BTW, I am not familiar with "the paperclip method" you mention. I do have a tester that can be plugged in to the main PS cable and give information about which rails are functioning.
 
BTW, I am not familiar with "the paperclip method" you mention. I do have a tester that can be plugged in to the main PS cable and give information about which rails are functioning.

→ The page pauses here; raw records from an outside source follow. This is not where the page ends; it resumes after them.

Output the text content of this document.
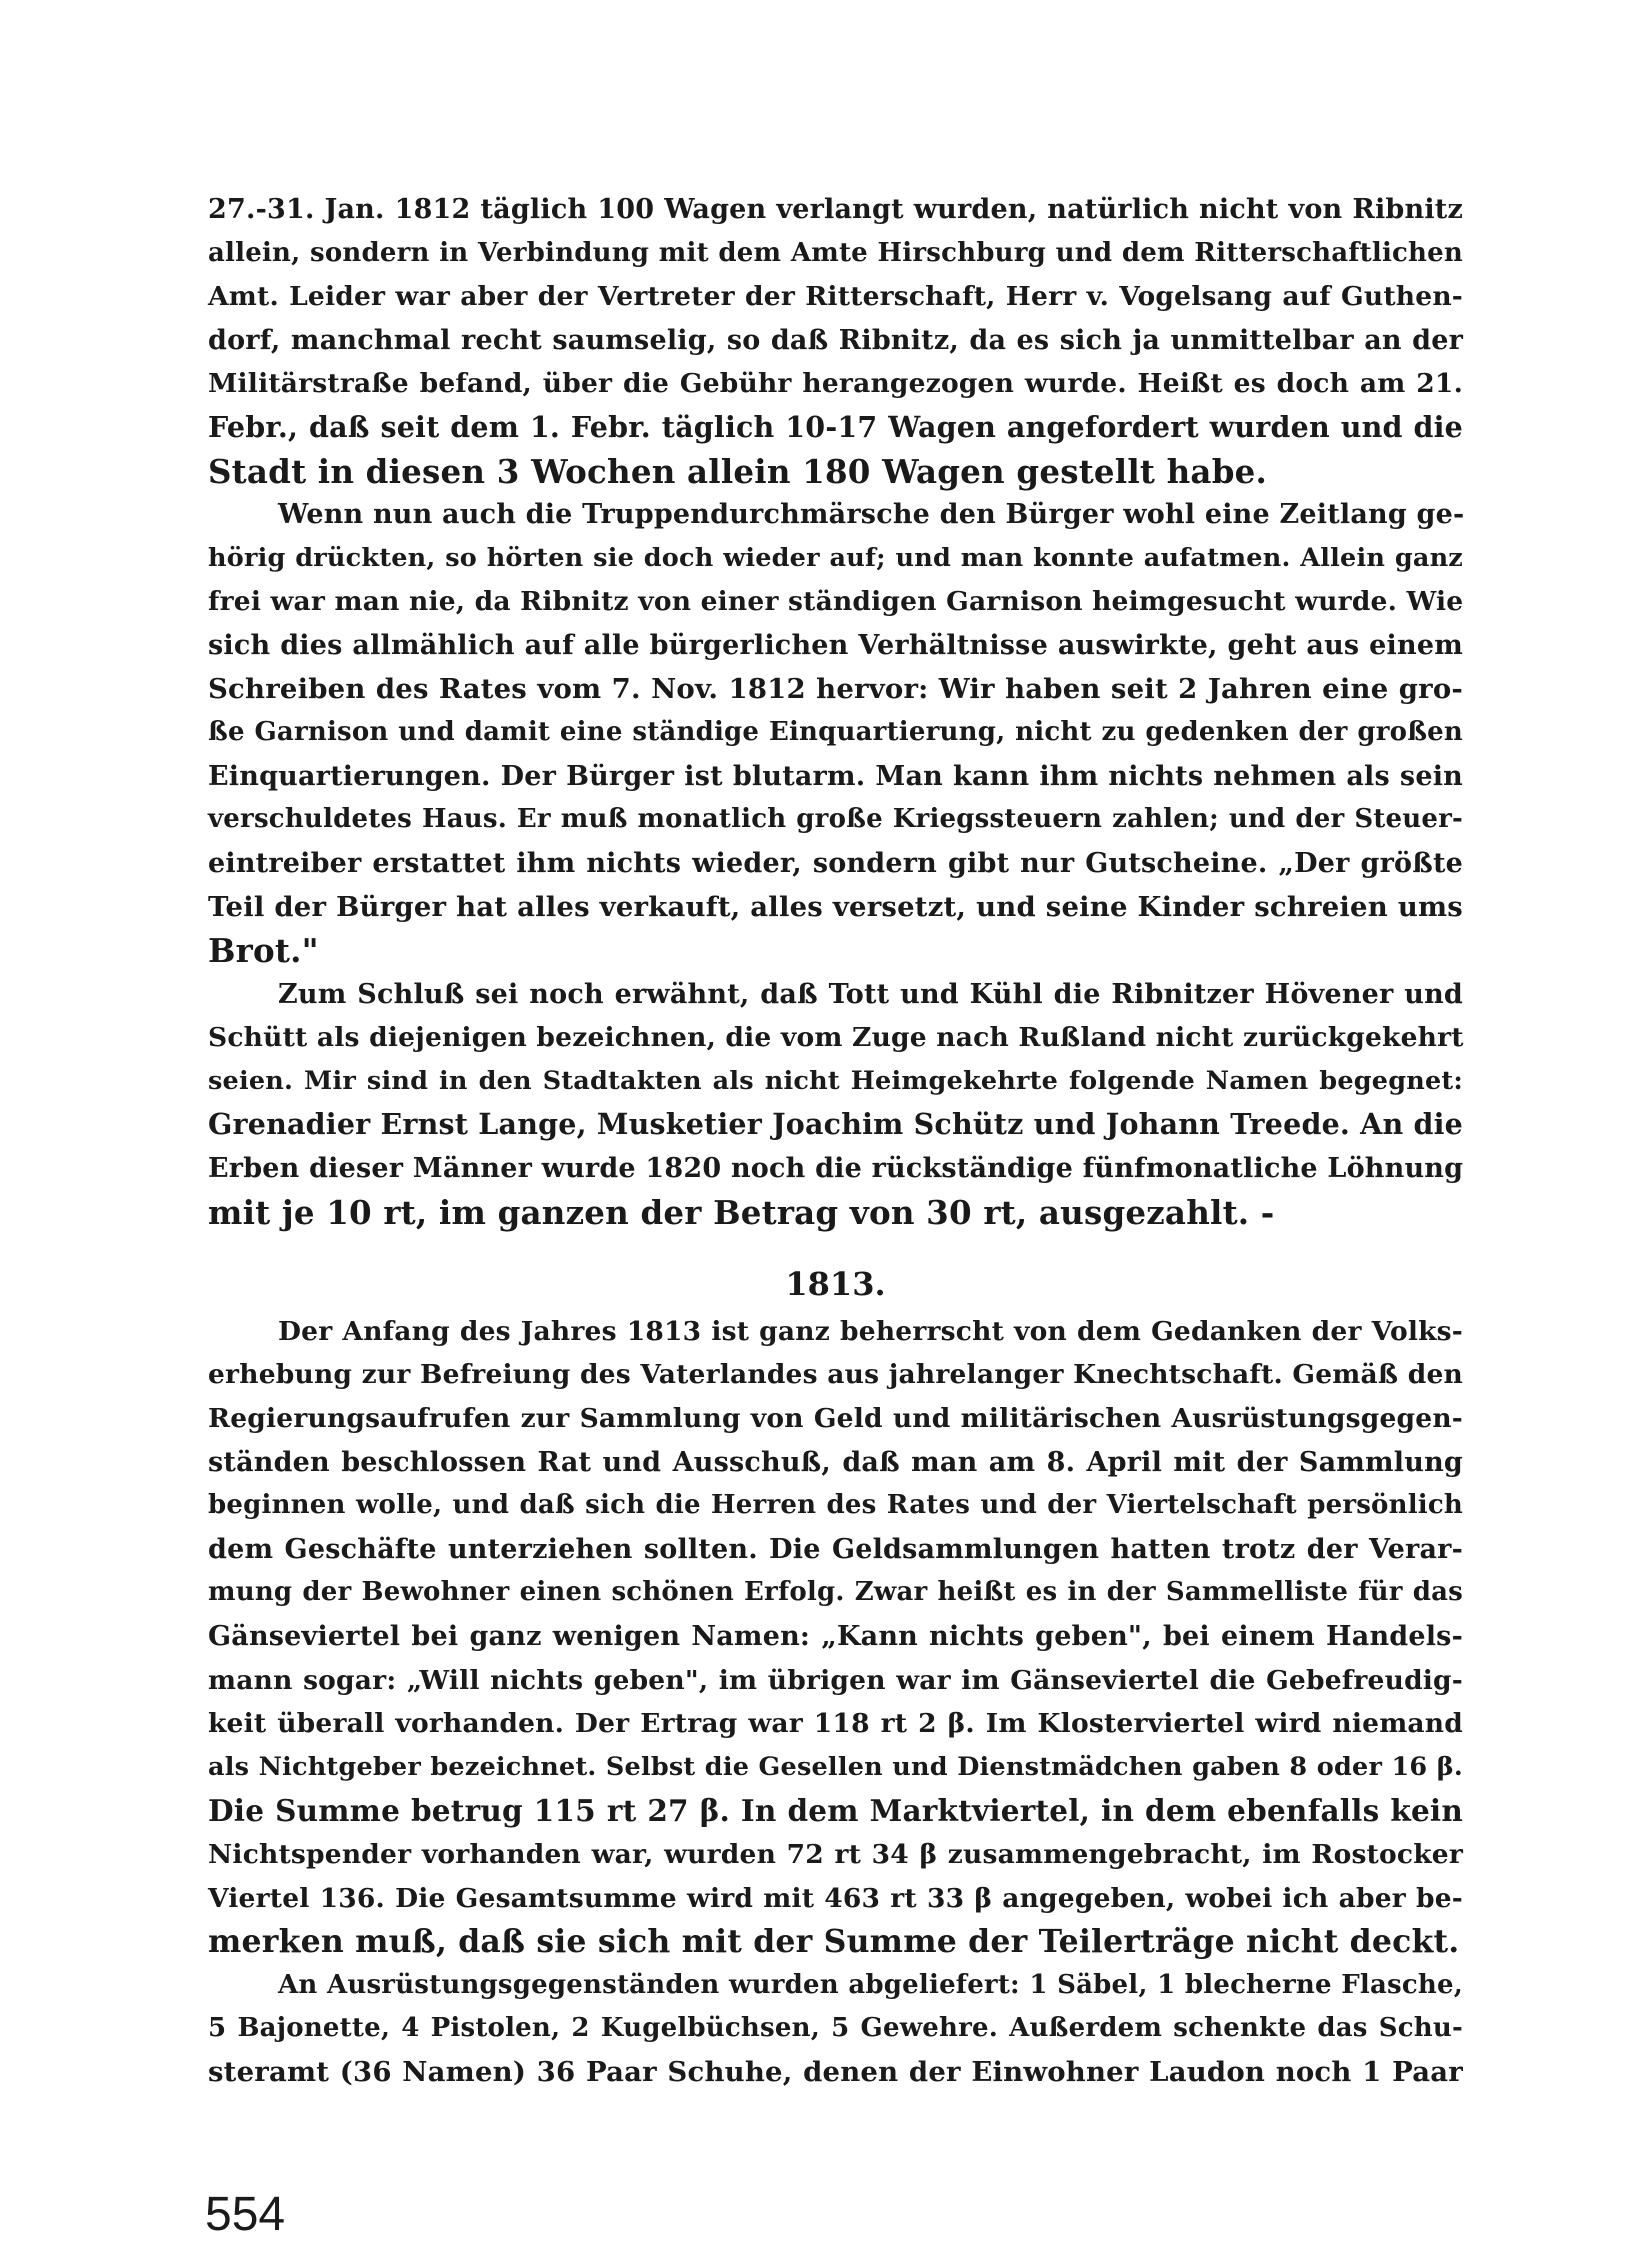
27.-31. Jan. 1812 täglich 100 Wagen verlangt wurden, natürlich nicht von Ribnitz
allein, sondern in Verbindung mit dem Amte Hirschburg und dem Ritterschaftlichen
Amt. Leider war aber der Vertreter der Ritterschaft, Herr v. Vogelsang auf Guthen-
dorf, manchmal recht saumselig, so daß Ribnitz, da es sich ja unmittelbar an der
Militärstraße befand, über die Gebühr herangezogen wurde. Heißt es doch am 21.
Febr., daß seit dem 1. Febr. täglich 10-17 Wagen angefordert wurden und die
Stadt in diesen 3 Wochen allein 180 Wagen gestellt habe.
Wenn nun auch die Truppendurchmärsche den Bürger wohl eine Zeitlang ge-
hörig drückten, so hörten sie doch wieder auf; und man konnte aufatmen. Allein ganz
frei war man nie, da Ribnitz von einer ständigen Garnison heimgesucht wurde. Wie
sich dies allmählich auf alle bürgerlichen Verhältnisse auswirkte, geht aus einem
Schreiben des Rates vom 7. Nov. 1812 hervor: Wir haben seit 2 Jahren eine gro-
ße Garnison und damit eine ständige Einquartierung, nicht zu gedenken der großen
Einquartierungen. Der Bürger ist blutarm. Man kann ihm nichts nehmen als sein
verschuldetes Haus. Er muß monatlich große Kriegssteuern zahlen; und der Steuer-
eintreiber erstattet ihm nichts wieder, sondern gibt nur Gutscheine. „Der größte
Teil der Bürger hat alles verkauft, alles versetzt, und seine Kinder schreien ums
Brot."
Zum Schluß sei noch erwähnt, daß Tott und Kühl die Ribnitzer Hövener und
Schütt als diejenigen bezeichnen, die vom Zuge nach Rußland nicht zurückgekehrt
seien. Mir sind in den Stadtakten als nicht Heimgekehrte folgende Namen begegnet:
Grenadier Ernst Lange, Musketier Joachim Schütz und Johann Treede. An die
Erben dieser Männer wurde 1820 noch die rückständige fünfmonatliche Löhnung
mit je 10 rt, im ganzen der Betrag von 30 rt, ausgezahlt. -
1813.
Der Anfang des Jahres 1813 ist ganz beherrscht von dem Gedanken der Volks-
erhebung zur Befreiung des Vaterlandes aus jahrelanger Knechtschaft. Gemäß den
Regierungsaufrufen zur Sammlung von Geld und militärischen Ausrüstungsgegen-
ständen beschlossen Rat und Ausschuß, daß man am 8. April mit der Sammlung
beginnen wolle, und daß sich die Herren des Rates und der Viertelschaft persönlich
dem Geschäfte unterziehen sollten. Die Geldsammlungen hatten trotz der Verar-
mung der Bewohner einen schönen Erfolg. Zwar heißt es in der Sammelliste für das
Gänseviertel bei ganz wenigen Namen: „Kann nichts geben", bei einem Handels-
mann sogar: „Will nichts geben", im übrigen war im Gänseviertel die Gebefreudig-
keit überall vorhanden. Der Ertrag war 118 rt 2 β. Im Klosterviertel wird niemand
als Nichtgeber bezeichnet. Selbst die Gesellen und Dienstmädchen gaben 8 oder 16 β.
Die Summe betrug 115 rt 27 β. In dem Marktviertel, in dem ebenfalls kein
Nichtspender vorhanden war, wurden 72 rt 34 β zusammengebracht, im Rostocker
Viertel 136. Die Gesamtsumme wird mit 463 rt 33 β angegeben, wobei ich aber be-
merken muß, daß sie sich mit der Summe der Teilerträge nicht deckt.
An Ausrüstungsgegenständen wurden abgeliefert: 1 Säbel, 1 blecherne Flasche,
5 Bajonette, 4 Pistolen, 2 Kugelbüchsen, 5 Gewehre. Außerdem schenkte das Schu-
steramt (36 Namen) 36 Paar Schuhe, denen der Einwohner Laudon noch 1 Paar
554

On the motherboard connector, short between the green wire and one of the black ground wires next to it. It'll power it on without being plugged into a motherboard so you can test it, or use it to power a hard drive or something.
 
I have not done anything yet. I don't even have the machine in my hands yet. This is an online brainstorming session before I get the machine.

BTW, I am not familiar with "the paperclip method" you mention. I do have a tester that can be plugged in to the main PS cable and give information about which rails are functioning.
Well I explained so if/when you do get the system, you can try those methods.
Jumper Method for PSU Test
Soooo not even a slight brain breeze?
 
Diagnostic button for the power supply known as PSU BIST (Built In Self Test). This tool enables technical support agents to determine if the PSU is working properly.
PSU BIST has 2 diagnostic results – Green LED = PASS, no LED = Troubleshoot (you will need to troubleshoot to fault isolate if the PSU BIST fails).
Proper usage of PSU BIST requires multiple attempts to fault isolate whenever a faulty component is present.
Perform the Power Supply (PSU) Built In Self Test (BIST) to make sure there are no issues with the PSU.
  • Do this by pressing and holding the test button on the PSU where the AC cable is connected. The LED will light up if the BIST test passes.
  • If the PSU BIST passes, the issue may be with the Motherboard.
  • If the PSU BIST fails, please refer to article 594010 on how to troubleshoot using the PSU BIST.


 
Nearly always PS I would do that fist, if it a dedicated one I hook one up outside the case to test before ordering new
 
Thanks to all. This client has not called back again, so either she's making due without her tower PC (not likely) or something "healed itself."

If I get a next call the first thing I'm going to suspect if the same symptoms present is a failing or failed power supply.
 
I'm pretty sure it won't test anything. I've seen a lot of PSUs with good voltages & spinning fan, which would fail under load... (the voltage / amperage difference).
This is the winning ticket.

I don't trust a green LED on a power supply any more than I do a passing "SMART" test on an HDD.

A load on a PSU (when something is actually drawing heavy current from it) vs voltages on standby are apples to oranges.



My money would be on a crapped out PSU. Lights or no lights.